Focused Attention (FA) Meditation
Attention Regulation Skills
- A ‘meta’ monitoring awareness that allows you to quickly recognize distractions as they occur, without getting lost in them for prolonged periods.
- The ability to disengage from a distracting object without further involvement. The ability to let go of, or shift your attention away from, thoughts, emotions, sensations, that may be diverting your attention.
- The ability to re-focus on the chosen object of attention.
The Concept of Relaxed, Non-Judgemental Concentration
How To Do Focused Attention Meditation
Meditation Practice 1
- STAGE 1. In the first stage you use counting to stay focused on the breath. Take a deep, breath, expanding your belly and keeping your shoulders relaxed. After the out-breath, just before your next in-breath, you count one. You then repeat the breath cycle and at the end of the second outbreath count two, and so on up to ten. And then you start again at one. If you lose track of your counting during this practice, simply start your counting again at one.
- STAGE 2. In the second stage you subtly shift where you attend to as you breathe, counting before the in-breath, anticipating the breath that is coming, but still counting from one to ten, and then starting again at one.
- STAGE 3. In the third stage you drop the counting and simply attend to the breath as it comes in and goes out, feeling the sensations of the chest and belly and nose as you breath in and out. If you get distracted by sensations in other parts of the body, or thoughts or images that take you out of the zone of your focus, gently turn your attention back to the breath and the sensation it provides.
- STAGE 4. In the final stage the focus of concentration narrows and sharpens, so you pay attention to the subtle sensation on the tip of the nose where the breath enters and leaves the body. Once again, you should be gaining useful practice in the three attention skills of monitoring, dis-engaging from distraction and re-focusing on the focal point.
Meditation Practice 2
- Take a deep, cleansing breath, expanding your belly and keeping your shoulders relaxed, and hold it in for the count of six. Exhale, and repeat twice more.

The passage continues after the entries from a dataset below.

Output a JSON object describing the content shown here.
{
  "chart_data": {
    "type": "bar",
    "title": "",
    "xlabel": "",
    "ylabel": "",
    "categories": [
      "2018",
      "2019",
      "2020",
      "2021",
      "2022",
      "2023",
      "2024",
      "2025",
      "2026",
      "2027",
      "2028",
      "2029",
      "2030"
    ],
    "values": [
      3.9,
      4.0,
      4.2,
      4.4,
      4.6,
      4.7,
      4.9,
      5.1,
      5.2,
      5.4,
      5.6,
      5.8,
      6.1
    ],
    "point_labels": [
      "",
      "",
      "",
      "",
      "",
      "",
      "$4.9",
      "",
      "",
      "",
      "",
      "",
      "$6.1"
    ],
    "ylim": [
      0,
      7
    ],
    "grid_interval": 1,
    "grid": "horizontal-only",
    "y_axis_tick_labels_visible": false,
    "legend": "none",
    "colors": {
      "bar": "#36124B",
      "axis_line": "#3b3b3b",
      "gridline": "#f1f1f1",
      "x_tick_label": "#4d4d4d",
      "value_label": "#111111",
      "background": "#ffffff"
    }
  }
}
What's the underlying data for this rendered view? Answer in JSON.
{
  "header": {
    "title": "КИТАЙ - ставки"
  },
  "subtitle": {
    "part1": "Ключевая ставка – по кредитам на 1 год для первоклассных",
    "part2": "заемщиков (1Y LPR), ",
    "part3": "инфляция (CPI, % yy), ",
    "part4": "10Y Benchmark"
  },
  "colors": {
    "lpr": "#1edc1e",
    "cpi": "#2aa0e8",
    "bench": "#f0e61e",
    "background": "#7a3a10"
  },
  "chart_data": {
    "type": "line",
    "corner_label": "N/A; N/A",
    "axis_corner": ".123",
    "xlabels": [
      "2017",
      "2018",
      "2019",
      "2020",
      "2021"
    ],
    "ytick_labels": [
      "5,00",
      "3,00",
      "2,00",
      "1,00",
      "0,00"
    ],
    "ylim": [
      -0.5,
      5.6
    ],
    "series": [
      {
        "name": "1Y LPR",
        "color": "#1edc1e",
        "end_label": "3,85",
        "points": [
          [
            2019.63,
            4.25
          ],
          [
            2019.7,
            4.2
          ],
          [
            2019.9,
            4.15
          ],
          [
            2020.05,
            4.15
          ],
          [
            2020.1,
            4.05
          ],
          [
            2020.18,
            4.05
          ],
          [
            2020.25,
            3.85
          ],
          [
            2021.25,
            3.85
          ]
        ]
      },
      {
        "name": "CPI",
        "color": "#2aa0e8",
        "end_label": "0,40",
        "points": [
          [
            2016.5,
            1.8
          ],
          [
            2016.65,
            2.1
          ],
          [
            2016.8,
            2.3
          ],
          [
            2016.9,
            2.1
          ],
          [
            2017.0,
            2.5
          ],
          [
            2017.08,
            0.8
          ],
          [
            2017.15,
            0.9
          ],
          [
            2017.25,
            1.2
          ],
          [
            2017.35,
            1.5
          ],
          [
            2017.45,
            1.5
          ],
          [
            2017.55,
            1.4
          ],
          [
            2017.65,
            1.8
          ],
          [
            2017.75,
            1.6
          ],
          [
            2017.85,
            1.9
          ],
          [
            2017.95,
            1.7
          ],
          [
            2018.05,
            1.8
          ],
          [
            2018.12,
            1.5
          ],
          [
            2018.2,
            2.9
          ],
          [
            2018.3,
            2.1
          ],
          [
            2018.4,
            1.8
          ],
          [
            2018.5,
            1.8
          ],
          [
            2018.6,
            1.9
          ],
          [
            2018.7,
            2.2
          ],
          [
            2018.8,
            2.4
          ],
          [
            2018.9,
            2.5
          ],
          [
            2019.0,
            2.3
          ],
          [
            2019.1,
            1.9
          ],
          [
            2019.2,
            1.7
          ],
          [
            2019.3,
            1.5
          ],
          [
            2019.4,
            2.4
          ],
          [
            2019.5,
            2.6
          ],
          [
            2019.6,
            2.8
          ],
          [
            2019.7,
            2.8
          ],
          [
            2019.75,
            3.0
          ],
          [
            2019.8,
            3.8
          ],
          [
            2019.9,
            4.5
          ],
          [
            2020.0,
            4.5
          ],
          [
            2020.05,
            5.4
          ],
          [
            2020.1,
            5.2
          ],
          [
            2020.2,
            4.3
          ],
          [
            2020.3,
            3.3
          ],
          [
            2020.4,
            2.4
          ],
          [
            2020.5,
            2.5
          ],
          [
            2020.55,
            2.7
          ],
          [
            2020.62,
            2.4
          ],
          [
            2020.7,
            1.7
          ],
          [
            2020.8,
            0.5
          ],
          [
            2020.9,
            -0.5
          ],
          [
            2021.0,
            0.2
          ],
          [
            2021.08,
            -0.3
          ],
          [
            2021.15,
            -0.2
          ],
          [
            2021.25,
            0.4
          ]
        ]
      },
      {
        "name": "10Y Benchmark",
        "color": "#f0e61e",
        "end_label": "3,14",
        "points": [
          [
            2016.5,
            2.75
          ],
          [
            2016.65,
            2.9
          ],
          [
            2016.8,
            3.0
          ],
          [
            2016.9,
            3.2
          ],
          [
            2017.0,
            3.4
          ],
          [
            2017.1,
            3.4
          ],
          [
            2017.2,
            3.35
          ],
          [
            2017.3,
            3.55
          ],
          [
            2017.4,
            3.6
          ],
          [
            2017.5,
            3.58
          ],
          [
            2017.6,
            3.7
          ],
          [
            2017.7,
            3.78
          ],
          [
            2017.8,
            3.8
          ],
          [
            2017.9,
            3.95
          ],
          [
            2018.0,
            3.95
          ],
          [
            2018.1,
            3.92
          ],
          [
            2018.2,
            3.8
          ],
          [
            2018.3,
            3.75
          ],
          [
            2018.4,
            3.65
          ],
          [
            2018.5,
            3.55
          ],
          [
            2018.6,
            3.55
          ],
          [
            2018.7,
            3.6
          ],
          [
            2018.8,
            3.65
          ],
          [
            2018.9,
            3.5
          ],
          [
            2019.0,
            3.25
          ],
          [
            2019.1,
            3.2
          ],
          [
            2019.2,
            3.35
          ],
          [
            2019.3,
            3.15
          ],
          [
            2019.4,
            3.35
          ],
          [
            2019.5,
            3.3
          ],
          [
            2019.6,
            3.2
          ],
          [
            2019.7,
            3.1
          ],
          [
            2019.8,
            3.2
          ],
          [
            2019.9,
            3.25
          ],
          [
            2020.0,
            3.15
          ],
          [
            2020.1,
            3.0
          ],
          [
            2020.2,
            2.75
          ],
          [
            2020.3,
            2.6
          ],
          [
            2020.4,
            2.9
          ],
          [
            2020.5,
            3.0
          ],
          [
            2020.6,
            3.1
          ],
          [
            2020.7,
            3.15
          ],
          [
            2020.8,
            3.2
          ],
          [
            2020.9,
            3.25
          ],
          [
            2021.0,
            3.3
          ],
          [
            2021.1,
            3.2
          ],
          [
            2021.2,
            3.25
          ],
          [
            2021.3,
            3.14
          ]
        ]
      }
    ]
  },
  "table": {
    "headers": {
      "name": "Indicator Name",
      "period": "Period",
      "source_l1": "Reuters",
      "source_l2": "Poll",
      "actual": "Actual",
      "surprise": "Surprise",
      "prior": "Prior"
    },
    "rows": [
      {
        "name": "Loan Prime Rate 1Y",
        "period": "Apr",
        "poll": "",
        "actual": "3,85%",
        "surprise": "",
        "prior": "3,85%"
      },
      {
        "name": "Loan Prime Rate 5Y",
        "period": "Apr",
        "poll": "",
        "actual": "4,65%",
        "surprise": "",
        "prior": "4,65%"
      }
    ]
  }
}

- Breathe normally, and focus your attention on your breathing. As you breathe expand your belly rather than moving your shoulders up and down. This is called abdominal breathing. Don’t breathe too quickly or too slowly; just breathe at a natural rate, but more deeply. You could try to breathe out for a little longer than you breath in which has a relaxing effect. If your thoughts drift toward the stresses of the day ahead or of the day behind you, gently refocus on your breathing and remain in the present moment.
- Continue this for as little or as long as you like, and as you continue you should notice that your body is more relaxed and your mind is more centered.
Meditation Practice 3: Brain Cross Training Example
- 20 minutes of counting meditation (e.g. Stage 1 or Stage 2 of Meditation Practice 1 above).
- 10 minute of walking meditation with close attention to each footfall.
- Aerobic exercise: gym treadmills or stationary bicycles at a moderate pace for 30 minutes (with five minutes of warming up and five minutes of cooling down).
Common Issues for Meditators
Mind Wandering – Getting Lost In Thought
“There is no need to get rid of thoughts; this is not the purpose of meditation. Rather, we are learning to recognize when thinking is happening so we are not lost in a trance—believing thoughts to be reality, becoming identified with thoughts. Because we are so often in a thinking trance, it is helpful to quiet down some. Just like a body of water stirred up by the winds, after being physically still for a while, your mind will gradually calm down…It takes practice to distinguish the trance of thinking – fantasy, planning, commentary, dreamy states – from the presence that directly receives the changing experience of this moment.”
Physical Pain (and Emotional Difficulty)
- Sit every day if possible, even if it’s for a short period. Intentionally dedicate this time of quieting.
- Give it time. Meditation takes practice. If you’re expecting to do it perfectly you may create more stress for yourself than you relieve, and you won’t want to stick with it.
- If one type of focused attention meditation doesn’t work for you, try another one. Experiment to find one that works for you. Also note that focused attention meditation cultivates concentration – it is not the same as open monitoring meditation or some other types of mindfulness meditation that have their own distinctive benefits.
- Start with shorter sessions (e.g. 5 minutes) and work your way up to longer sessions (e.g. 3o). With practice, this type of meditation becomes easier and more effective.
- If you miss practice for a day, a week, or a month, simply begin again.
- Practice regularly with a friend or group if you can organize it. You may consider joining a group.
- Use inspiring resources such as books, CD’s or web-accessed dharma talks. Consider using guided meditations that you download or stream from the internet.
- Sign up for a retreat—one day, a weekend, or longer. The experience will deepen your practice.
- If you need guidance, ask for help from an experienced meditator or teacher.
- Don’t’ be put off by spiritual or Buddhist conceptualizations if the practice proves to be effective!